Margarita Stolarova and Aenne Brielmann developed new open-access stimulus set for investigation of need-of-help recognition abilities
Helping is an important aspect of human prosocial behavior which has received increasing attention in recent years. However, need-of-help recognition, one socio-perceptual process preceding helping behavior, has not been investigated before. Possible reasons for this lack of attention to an important precondition of helping are difficulties in operationalization and a lack of appropriate, standardized stimulus material. Aenne Brielmann and Margarita Stolarova have therefore developed and tested a new set of visual stimuli for investigating need of help recognition. The research was funded by the Zukunftskolleg. The stimulus set has now been published in PLOS ONE, researchers are invited to use and expand the open-access NeoHelp Stimulus Set. The results of the first empirical data obtained with the NeoHelp have been published in Frontiers in Psychology: Developmental Psychology.

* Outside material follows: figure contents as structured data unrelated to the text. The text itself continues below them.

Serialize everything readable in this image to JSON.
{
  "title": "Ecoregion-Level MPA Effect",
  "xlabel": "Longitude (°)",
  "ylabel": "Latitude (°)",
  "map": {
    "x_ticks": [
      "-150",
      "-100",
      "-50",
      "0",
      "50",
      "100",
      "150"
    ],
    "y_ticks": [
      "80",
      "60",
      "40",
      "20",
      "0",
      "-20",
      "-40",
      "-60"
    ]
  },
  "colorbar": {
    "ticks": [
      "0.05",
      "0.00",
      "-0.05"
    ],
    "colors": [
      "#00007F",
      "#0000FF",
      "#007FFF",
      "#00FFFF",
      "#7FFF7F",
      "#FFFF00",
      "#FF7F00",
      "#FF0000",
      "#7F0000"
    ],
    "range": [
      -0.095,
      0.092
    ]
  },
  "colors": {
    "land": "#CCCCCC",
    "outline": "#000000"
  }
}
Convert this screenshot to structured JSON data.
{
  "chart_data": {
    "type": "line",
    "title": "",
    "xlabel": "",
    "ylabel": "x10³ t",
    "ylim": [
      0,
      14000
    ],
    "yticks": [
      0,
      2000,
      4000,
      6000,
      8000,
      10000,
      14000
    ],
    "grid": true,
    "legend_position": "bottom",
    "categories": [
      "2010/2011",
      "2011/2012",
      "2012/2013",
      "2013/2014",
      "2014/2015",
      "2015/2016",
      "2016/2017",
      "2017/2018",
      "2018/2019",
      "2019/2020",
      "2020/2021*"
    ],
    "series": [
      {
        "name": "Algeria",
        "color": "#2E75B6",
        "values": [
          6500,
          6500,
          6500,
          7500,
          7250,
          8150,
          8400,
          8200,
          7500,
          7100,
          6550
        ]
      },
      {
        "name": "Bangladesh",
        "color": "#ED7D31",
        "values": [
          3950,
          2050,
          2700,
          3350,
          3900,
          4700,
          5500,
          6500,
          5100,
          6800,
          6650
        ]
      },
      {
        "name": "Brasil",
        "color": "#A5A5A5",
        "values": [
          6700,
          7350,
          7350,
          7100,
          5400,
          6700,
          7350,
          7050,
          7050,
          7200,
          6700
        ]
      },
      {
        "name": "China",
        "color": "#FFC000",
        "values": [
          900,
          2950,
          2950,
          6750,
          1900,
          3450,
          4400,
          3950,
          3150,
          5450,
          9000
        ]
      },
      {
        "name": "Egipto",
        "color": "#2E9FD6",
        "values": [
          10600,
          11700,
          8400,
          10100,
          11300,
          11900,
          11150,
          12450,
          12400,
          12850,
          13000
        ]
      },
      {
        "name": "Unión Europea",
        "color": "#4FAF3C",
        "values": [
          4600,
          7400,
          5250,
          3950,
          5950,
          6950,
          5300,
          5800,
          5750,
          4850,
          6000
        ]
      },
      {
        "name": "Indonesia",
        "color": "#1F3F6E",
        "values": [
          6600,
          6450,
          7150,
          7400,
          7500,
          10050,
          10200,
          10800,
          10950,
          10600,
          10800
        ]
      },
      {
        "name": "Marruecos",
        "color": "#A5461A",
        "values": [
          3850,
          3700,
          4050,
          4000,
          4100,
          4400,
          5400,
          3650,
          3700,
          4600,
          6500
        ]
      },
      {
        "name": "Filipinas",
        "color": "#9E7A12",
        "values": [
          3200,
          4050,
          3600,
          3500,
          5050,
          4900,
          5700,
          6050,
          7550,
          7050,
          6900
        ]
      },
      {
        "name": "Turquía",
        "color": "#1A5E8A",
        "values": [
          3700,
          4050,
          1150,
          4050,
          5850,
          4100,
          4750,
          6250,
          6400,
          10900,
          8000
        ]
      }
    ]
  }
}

Margarita Stolarova and Aenne Brielmann from the Department of Psychology and the Zukunftskolleg at the University of Konstanz were able to demonstrate that the black-and-white comic drawings comprising the NeoHelp Stimulus Set are well suited for research with children of different ages: They are unambiguously identifiable in terms of content and category. The stimuli are also characterized by high perceptual similarity across content categories. These qualities make them well usable for psychophysiological and neuroimaging studies, as well as for behavioral studies. The first empirical investigation with 53 children from 5 to 13 years showed that the developmental trajectory of children's ability to recognize another person's need-of-help differs for girls and boys. We observed higher accuracy rates for younger girls compared to younger boys specifically in the need-of-help recognition tasks. For boys, an age-related performance improvement was found. Younger girls performed at a similarly high level as older girls and boys. No gender differences were observed for children aged over nine.